Como es natural, tardamos en enterarnos de lo que había ocurrido.
El insoportable silencio daba paso a las conjeturas más nauseabundas. Decían que Gabriel Delalande había abusado de una menor. Un hombre tan guapo siempre tiene hambre, os lo aseguro. Violada. Decían que pretendía raptarla. Un hombre del que en definitiva se sabía muy poco. Decían que Victoire se había cortado las venas con unas tijeras. Que había ingerido las píldoras que tomaba su madre –Valium, Mogadon, Prozac, Asaflow–. Una poetisa, daos cuenta, debería prestar atención a sus palabras, no a sus medicamentos, uf, vaya si es triste todo el asunto… Una chiquilla tan preciosa…
Y así sucesivamente; todas las angustias de los unos, todos los miedos de los otros para conjurar la mala suerte. «Lo que tiene de bueno la desgracia –cantaba Léo Ferré– es que siempre le sobreviene a los demás.»
Yo asediaba la casa de Victoire. Pero los postigos permanecían obstinadamente cerrados. De vez en cuando se encendía una luz en su habitación. Ni siquiera el banquero salía ya. Me pasé allí plantado el lunes entero, y luego toda la noche, como un perrillo fiel que languidece junto a la tumba de su ama, un perro malo que no la había protegido, que no había podido salvarla.
El martes por la mañana mi madre vino a traerme un termo de chocolate caliente y dos cruasanes de mantequilla. Se sentó a mi lado en la hierba húmeda. Esbozó una sonrisita triste mientras me miraba fijamente. Pareces agotado, Louis. Inspiré hondo; me hice el duro: todo va bien, mamá, no estoy cansado. Me quemé los labios con el chocolate espumoso, tan reconfortante, devoré los cruasanes. Gabriel ha vuelto esta mañana, murmuró. Me sobresalté. Y Victoire ya está bien. No la tocó. Se limitó a darle una bofetada, como hacen los adultos cuando un niño comete una estupidez. Para marcar límites. ¿Una estupidez? La voz de mi madre era muy dulce, hablaba despacio. Quiso seducir a Gabriel. Sentirse deseada por él. Actuó tal como hacen las mujeres, con la promesa de su cuerpo. Mis promesas de embriaguez, de vértigo, que ella había preferido ofrecer a otro. Él se negó, como no podía ser menos. Trató de hacerla entrar en razón. Una vez, dos, tres, hasta llegar a la bofetada. Entonces ella volvió a su casa, furiosa y herida. Más tarde ingirió todos los comprimidos que encontró.

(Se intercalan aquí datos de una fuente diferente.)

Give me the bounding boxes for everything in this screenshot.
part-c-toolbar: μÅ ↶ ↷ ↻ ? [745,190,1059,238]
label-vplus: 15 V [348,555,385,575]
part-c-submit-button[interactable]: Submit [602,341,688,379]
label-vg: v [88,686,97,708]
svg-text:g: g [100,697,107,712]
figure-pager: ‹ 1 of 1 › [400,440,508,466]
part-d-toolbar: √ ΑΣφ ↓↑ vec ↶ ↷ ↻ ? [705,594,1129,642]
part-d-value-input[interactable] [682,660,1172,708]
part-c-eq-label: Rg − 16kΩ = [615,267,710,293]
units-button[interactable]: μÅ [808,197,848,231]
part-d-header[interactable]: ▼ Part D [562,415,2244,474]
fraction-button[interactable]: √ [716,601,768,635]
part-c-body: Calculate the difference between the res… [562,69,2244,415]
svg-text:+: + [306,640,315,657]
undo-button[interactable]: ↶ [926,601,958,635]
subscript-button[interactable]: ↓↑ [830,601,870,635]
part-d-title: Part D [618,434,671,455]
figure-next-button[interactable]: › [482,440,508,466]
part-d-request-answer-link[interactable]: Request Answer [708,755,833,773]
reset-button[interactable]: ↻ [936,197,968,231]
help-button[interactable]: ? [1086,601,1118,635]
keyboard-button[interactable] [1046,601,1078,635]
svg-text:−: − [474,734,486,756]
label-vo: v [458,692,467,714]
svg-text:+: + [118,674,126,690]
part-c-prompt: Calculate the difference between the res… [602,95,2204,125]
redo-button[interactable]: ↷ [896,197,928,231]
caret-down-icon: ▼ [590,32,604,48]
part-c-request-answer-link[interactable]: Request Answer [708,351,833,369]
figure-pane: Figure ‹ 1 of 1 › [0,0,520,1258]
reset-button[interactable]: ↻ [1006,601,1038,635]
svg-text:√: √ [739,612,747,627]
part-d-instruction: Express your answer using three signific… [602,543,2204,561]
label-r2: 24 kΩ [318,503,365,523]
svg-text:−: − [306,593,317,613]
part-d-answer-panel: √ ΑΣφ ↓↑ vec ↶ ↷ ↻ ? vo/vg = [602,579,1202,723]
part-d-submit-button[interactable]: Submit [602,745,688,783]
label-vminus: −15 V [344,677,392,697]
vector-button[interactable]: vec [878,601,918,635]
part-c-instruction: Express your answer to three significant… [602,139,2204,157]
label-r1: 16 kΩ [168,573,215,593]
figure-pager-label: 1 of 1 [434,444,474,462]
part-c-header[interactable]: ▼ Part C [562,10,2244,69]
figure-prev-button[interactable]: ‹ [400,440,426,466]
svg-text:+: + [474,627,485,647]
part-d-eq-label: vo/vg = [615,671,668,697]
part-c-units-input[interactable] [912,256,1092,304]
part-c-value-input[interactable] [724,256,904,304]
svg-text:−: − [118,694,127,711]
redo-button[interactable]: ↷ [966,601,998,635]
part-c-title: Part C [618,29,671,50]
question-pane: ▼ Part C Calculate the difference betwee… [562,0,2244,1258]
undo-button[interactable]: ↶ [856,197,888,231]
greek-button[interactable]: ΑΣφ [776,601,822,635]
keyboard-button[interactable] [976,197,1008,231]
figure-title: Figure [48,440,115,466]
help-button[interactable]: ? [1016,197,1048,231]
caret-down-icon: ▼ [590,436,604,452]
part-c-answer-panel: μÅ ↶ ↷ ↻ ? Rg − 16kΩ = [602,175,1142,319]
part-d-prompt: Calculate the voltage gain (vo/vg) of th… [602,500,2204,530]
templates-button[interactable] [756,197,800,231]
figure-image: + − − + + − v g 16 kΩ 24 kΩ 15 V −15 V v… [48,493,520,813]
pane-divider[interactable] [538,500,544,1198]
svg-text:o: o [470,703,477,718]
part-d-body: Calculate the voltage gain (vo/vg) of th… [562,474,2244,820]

–¿Quería morir? –le pregunté muy mustio.
–No lo sé –respondió mi madre–. Tal vez quería matar algo en su interior.
Ese verano no volví a ver a Victoire.
Le escribí cartas que dejaba en su casa, pero jamás recibí respuesta. Ni siquiera estoy seguro de que se las hicieran llegar.
En septiembre, al empezar el curso, la matricularon en el instituto Monte Rosa de Suiza, cuyo lema era In labor virtus, y que preconizaba el respeto a las buenas maneras y al prójimo. El banquero dejó de subvencionar la poesía de su mujer y tuvo que pedir un préstamo para financiar ese exilio.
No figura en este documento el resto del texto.